Burlington Coat Factory Joins The IPO Rush With $175 Million Target
Burlington Coat Factory said on Thursday (June 27) that it's going public again. The 503-store chain filed paperwork for an initial public offering that it hopes will raise $175 million, according to the Wall Street Journal.
Burlington Coat was a public company until 2006, when it was taken private by Bain Capital as part of a wave of leveraged buyouts that included Neiman Marcus, which announced its own IPO on Monday (June 24) after being bought in 2005 by TPG Capital and Warburg Pinkus.

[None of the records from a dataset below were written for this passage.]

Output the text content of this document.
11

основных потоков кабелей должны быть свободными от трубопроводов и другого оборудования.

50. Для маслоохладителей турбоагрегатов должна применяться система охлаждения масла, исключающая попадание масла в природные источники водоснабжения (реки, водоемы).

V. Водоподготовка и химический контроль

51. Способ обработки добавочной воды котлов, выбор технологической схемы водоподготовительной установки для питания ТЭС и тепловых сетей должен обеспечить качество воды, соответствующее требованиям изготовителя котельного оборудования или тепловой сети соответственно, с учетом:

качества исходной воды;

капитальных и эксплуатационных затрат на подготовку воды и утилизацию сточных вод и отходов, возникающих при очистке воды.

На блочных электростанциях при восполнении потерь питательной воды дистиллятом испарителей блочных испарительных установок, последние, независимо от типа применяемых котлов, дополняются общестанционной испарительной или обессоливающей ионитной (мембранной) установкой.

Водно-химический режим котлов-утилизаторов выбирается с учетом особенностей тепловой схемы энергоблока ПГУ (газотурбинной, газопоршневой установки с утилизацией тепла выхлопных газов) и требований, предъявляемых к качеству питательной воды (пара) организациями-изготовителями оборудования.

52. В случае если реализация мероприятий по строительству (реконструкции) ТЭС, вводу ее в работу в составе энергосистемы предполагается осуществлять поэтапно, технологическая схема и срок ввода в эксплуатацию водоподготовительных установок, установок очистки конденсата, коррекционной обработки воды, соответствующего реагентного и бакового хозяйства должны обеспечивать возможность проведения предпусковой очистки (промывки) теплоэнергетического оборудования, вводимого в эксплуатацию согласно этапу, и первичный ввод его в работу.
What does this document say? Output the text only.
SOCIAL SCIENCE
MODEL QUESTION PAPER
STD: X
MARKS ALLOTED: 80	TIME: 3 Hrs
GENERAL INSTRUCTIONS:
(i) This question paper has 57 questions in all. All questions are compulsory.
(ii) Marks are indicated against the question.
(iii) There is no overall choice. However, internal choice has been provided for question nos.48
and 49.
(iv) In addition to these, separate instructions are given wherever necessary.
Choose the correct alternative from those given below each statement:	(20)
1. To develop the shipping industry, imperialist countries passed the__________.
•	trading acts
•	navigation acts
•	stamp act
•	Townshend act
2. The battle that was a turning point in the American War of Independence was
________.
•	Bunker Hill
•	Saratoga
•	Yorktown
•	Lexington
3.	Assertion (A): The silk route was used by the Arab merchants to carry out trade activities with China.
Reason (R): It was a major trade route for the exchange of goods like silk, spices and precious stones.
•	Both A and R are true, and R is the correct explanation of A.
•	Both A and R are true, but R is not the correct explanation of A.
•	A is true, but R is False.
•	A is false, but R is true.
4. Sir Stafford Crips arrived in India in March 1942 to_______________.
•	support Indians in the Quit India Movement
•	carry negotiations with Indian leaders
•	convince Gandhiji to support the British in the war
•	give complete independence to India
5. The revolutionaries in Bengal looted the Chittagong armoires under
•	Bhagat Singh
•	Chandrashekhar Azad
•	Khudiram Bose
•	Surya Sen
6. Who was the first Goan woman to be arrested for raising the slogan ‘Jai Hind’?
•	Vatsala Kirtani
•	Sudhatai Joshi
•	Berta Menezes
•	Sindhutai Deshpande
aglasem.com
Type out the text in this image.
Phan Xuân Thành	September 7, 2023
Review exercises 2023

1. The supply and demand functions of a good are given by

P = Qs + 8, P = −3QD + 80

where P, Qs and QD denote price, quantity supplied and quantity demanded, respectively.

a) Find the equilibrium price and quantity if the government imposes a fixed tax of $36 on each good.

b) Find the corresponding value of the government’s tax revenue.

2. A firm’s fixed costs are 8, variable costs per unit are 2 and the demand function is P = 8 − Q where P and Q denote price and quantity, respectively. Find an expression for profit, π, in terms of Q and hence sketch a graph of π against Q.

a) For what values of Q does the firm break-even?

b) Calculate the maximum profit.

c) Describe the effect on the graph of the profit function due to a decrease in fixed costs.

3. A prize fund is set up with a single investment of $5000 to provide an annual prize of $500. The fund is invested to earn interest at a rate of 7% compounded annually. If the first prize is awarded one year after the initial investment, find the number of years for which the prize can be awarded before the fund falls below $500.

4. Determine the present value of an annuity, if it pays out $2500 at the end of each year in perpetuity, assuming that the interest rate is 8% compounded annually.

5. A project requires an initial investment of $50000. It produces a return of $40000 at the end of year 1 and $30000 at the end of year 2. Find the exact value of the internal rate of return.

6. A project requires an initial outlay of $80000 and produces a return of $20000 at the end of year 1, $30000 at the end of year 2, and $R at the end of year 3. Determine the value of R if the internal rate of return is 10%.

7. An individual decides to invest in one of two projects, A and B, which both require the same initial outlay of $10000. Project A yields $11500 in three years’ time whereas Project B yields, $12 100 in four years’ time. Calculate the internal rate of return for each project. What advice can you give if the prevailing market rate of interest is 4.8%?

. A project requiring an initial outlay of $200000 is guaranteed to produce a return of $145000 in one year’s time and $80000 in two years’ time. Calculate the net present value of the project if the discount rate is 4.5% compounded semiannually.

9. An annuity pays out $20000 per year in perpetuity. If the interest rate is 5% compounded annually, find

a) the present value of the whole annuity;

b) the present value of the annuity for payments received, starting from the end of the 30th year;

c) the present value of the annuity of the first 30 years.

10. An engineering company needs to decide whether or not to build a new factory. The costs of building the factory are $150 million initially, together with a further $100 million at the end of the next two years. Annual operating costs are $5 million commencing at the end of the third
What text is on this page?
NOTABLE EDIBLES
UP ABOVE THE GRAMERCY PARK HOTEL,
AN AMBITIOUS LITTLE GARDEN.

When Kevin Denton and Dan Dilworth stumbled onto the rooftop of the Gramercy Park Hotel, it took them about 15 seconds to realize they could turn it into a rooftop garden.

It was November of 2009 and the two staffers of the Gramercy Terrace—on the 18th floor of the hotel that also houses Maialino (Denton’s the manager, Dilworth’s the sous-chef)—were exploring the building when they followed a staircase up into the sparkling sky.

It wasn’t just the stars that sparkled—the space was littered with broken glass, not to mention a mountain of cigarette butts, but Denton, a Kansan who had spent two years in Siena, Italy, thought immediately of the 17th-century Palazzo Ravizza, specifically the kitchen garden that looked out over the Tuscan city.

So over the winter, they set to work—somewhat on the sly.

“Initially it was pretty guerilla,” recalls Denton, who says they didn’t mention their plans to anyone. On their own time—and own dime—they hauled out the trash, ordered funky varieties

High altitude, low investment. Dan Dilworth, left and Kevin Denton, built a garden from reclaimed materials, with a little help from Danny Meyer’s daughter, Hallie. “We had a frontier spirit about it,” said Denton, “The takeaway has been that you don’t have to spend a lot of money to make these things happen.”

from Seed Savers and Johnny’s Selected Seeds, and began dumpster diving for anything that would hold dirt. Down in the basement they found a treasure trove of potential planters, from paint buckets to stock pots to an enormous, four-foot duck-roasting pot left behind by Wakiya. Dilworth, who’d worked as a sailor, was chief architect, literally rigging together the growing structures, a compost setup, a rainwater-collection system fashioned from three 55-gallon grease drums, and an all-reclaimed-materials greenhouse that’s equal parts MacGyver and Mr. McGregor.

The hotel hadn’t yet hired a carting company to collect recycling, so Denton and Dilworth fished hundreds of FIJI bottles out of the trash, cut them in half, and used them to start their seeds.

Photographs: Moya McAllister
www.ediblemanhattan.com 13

Both chains face a similar problem: Private equity firms usually like to hold a retailer for about five years and then sell it, so their investors can be paid off. But the recession and slow recovery have meant the chains bought in that mid-decade buying spree (for Bain alone, the list includes Toys"R"Us, Guitar Center and Michaels Stores) are now long overdue to be flipped.
In Burlington Coat's case, $175 million won't make much of a dent in the $2 billion that Bain paid seven years ago, but it will begin the process of raising some cash in a way other than borrowing. In 2011 and in February of this year, Burlington Coat borrowed to pay more than $630 million to its owners. That debt has to be paid off somehow.
According to the Journal, the stream of retail-chain IPOs is likely to increase in the second half of the year, with bankers pitching the stock offerings as part of a continued recovery in consumer spending. Whether or not this really is the perfect point in the recovery for regular investors to jump in, it's clear that the 2005-era enthusiasm of private equity firms for retail has run its course—and then some.